# Chevy 2500 truck frame



## Columbia Turf (Nov 22, 2001)

A friend called today, he drives a 99 or 00 2500 ext cab. said he was looking at a 01 3500. He asked if the frames were the same for transfer of his plow mounts. I used an educated guess and said no. My reasoning was that I thought the 2500 HD frames and the 3500 frmes were probably te same but not the regular 2500. Does anybody know for sure???


----------



## cat320 (Aug 25, 2000)

well if he has the old body style like a '97 no the frames are different but if they are both the new style they should be compatablr in my opinion beacues the front end of my truck'97 3/4 is the smae as a 1 ton '97 .


----------



## Columbia Turf (Nov 22, 2001)

Cat3320, Thanks. I agree about the '97's. My trucks with the old bodystyle are all the same. But,he has a 99 or 2000 new style regular2500. This was the truck they came out with before the 2500HD and new 3500 new body style. I wonde if the regular 2500 and 3500 are the same.
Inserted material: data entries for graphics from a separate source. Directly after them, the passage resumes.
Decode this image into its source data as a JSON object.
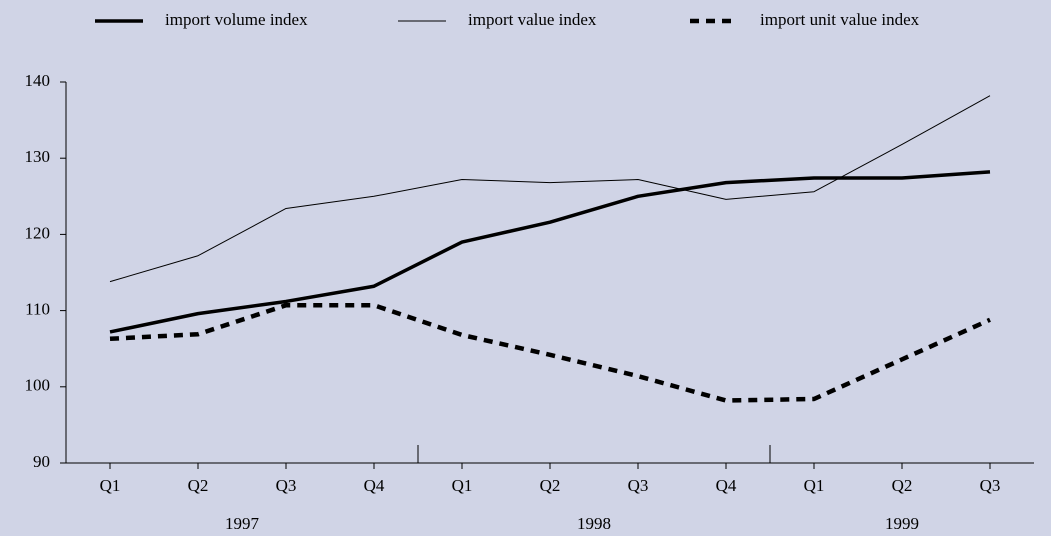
{
  "chart_data": {
    "type": "line",
    "categories": [
      "Q1",
      "Q2",
      "Q3",
      "Q4",
      "Q1",
      "Q2",
      "Q3",
      "Q4",
      "Q1",
      "Q2",
      "Q3"
    ],
    "groups": [
      {
        "name": "1997",
        "count": 4
      },
      {
        "name": "1998",
        "count": 4
      },
      {
        "name": "1999",
        "count": 3
      }
    ],
    "series": [
      {
        "name": "import volume index",
        "color": "#000000",
        "style": "thick",
        "values": [
          107.2,
          109.6,
          111.2,
          113.2,
          119.0,
          121.6,
          125.0,
          126.8,
          127.4,
          127.4,
          128.2
        ]
      },
      {
        "name": "import value index",
        "color": "#000000",
        "style": "thin",
        "values": [
          113.8,
          117.2,
          123.4,
          125.0,
          127.2,
          126.8,
          127.2,
          124.6,
          125.6,
          131.8,
          138.2
        ]
      },
      {
        "name": "import unit value index",
        "color": "#000000",
        "style": "dashed",
        "values": [
          106.3,
          106.9,
          110.7,
          110.7,
          106.8,
          104.2,
          101.4,
          98.2,
          98.4,
          103.6,
          108.8
        ]
      }
    ],
    "ylim": [
      90,
      140
    ],
    "yticks": [
      90,
      100,
      110,
      120,
      130,
      140
    ],
    "legend": "top",
    "grid": false
  }
}
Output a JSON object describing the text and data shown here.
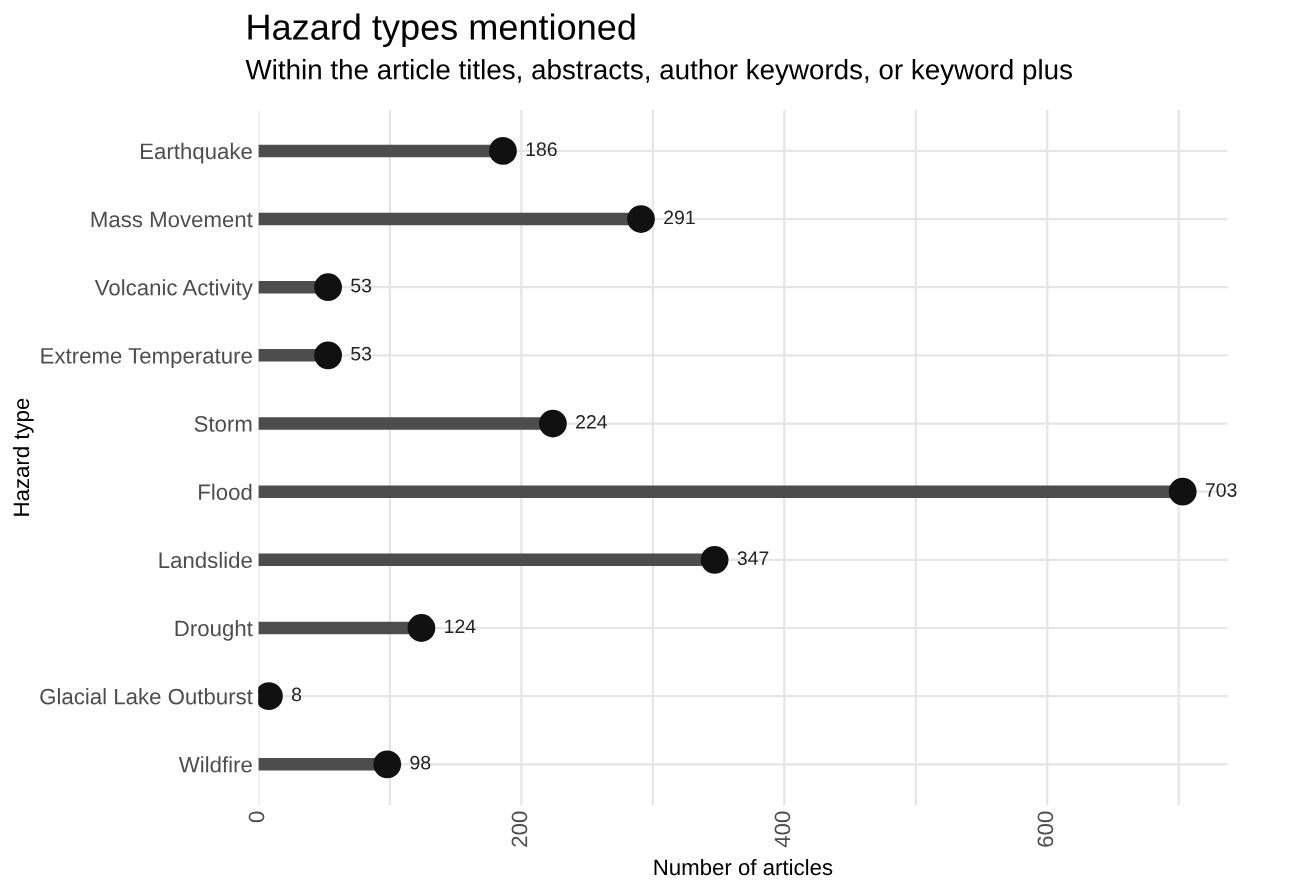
{
  "chart_data": {
    "type": "lollipop",
    "orientation": "horizontal",
    "title": "Hazard types mentioned",
    "subtitle": "Within the article titles, abstracts, author keywords, or keyword plus",
    "xlabel": "Number of articles",
    "ylabel": "Hazard type",
    "categories": [
      "Earthquake",
      "Mass Movement",
      "Volcanic Activity",
      "Extreme Temperature",
      "Storm",
      "Flood",
      "Landslide",
      "Drought",
      "Glacial Lake Outburst",
      "Wildfire"
    ],
    "values": [
      186,
      291,
      53,
      53,
      224,
      703,
      347,
      124,
      8,
      98
    ],
    "color": "#111111",
    "xlim": [
      0,
      737
    ],
    "xticks": [
      0,
      {
        "value": 100,
        "label": null
      },
      200,
      {
        "value": 300,
        "label": null
      },
      400,
      {
        "value": 500,
        "label": null
      },
      600,
      {
        "value": 700,
        "label": null
      }
    ],
    "grid": true,
    "data_labels": true,
    "marker": "circle",
    "legend": false
  }
}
I thought they were different because of the engine offerings. (Duramax and 8100) I guess imoa, the 2500HD and 3500 shouldbe more heavyduty. (if there is sucha thing)


----------



## John DiMartino (Jan 22, 2000)

he should be able to call the plow company where he bought the plow,they should have the part #'s for the new truck,compare them with the part #'s for the old one.


----------